Floating-Point Exceptions

  • The IEEE 754-1985 standard defines five exceptions that can occur during a floating-point calculation named as
  1. Invalid Operation: occurs due to many causes like multiplication of infinite with zero or infinite, division of infinite by zero or infinite & vice-versa, square root of operand less than zero, etc.
  2. Division by Zero: occurs when “as its name sounds”
  3. Overflow: This exception raised whenever the result cannot represent a finite value in the precision format of the destination.
  4. Underflow: The underflow exception raised when an intermediate result is too small to calculate accurately, or if the operation’s result rounded to the destination precision too small to normalized
  5. Inexact: raised when a rounded result not exact.

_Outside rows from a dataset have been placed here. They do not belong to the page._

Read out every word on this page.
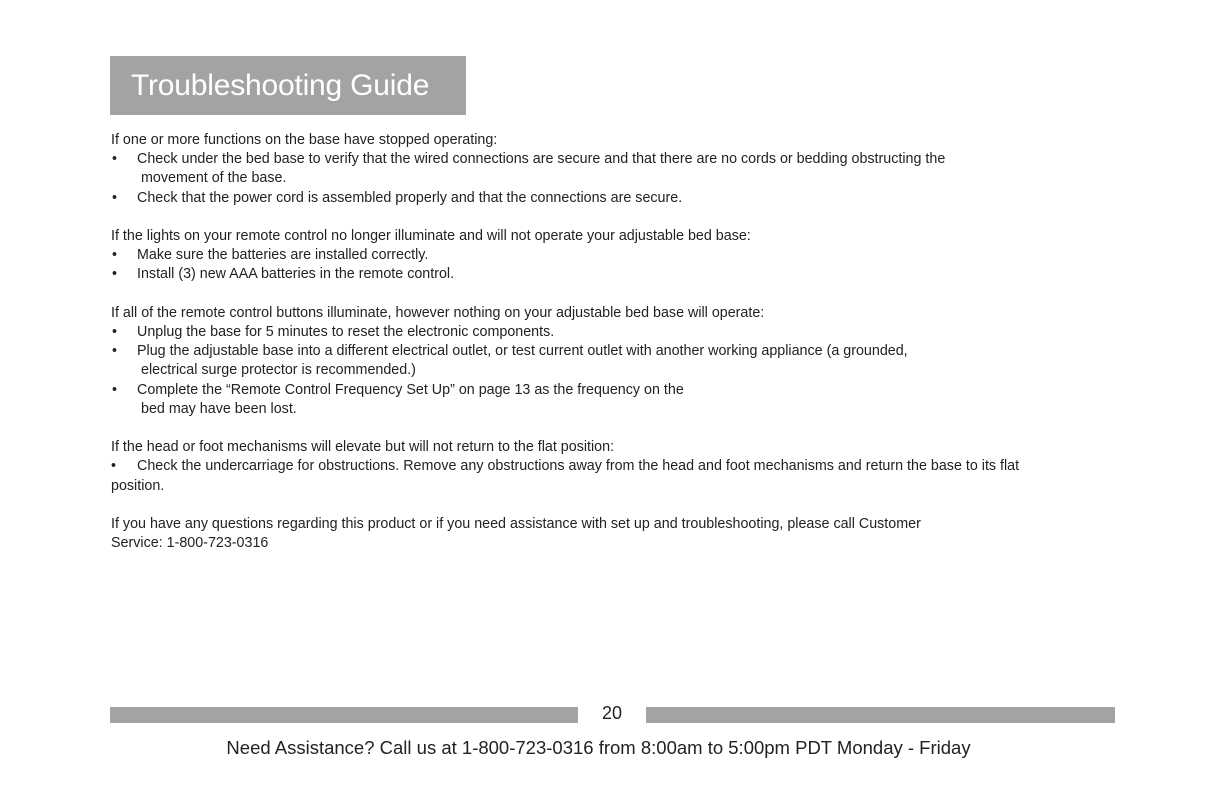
Troubleshooting Guide

If one or more functions on the base have stopped operating:

• Check under the bed base to verify that the wired connections are secure and that there are no cords or bedding obstructing the
movement of the base.
• Check that the power cord is assembled properly and that the connections are secure.

If the lights on your remote control no longer illuminate and will not operate your adjustable bed base:

• Make sure the batteries are installed correctly.
• Install (3) new AAA batteries in the remote control.

If all of the remote control buttons illuminate, however nothing on your adjustable bed base will operate:

• Unplug the base for 5 minutes to reset the electronic components.
• Plug the adjustable base into a different electrical outlet, or test current outlet with another working appliance (a grounded,
electrical surge protector is recommended.)
• Complete the “Remote Control Frequency Set Up” on page 13 as the frequency on the
bed may have been lost.

If the head or foot mechanisms will elevate but will not return to the flat position:

• Check the undercarriage for obstructions. Remove any obstructions away from the head and foot mechanisms and return the base to its flat
position.

If you have any questions regarding this product or if you need assistance with set up and troubleshooting, please call Customer

Service: 1-800-723-0316

20
Need Assistance? Call us at 1-800-723-0316 from 8:00am to 5:00pm PDT Monday - Friday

Rounding in Floating-Point

  • As we saw floating-point numbers have a limited number of digits, they cannot represent all real numbers accurately: when there are more digits than the format allows, the leftover ones are omitted - the number is rounded.
  • There are 4 rounding modes :

1. Round to Nearest: rounded to the nearest value with an even (zero) least significant bit, which occurs 50% of the time.
2. Round toward 0 – simply truncate the extra digits.
3. Round toward +∞ – rounding towards positive infinity.
4. Round toward −∞ – rounding towards negative infinity.

Misc points

  • In older time, embedded system processors do not use floating-point numbers as they don’t have such hardware capabilities.
  • So there is some alternative to a floating-point number, called Fixed Point Numbers.
  • A fixed-point number is usually used in special-purpose applications on embedded processors that can only do integer arithmetic, but decimal fixed point(’.’) is manipulated by software library.
  • But nowadays, the microcontroller has separate FPU’s too, like STM32F series.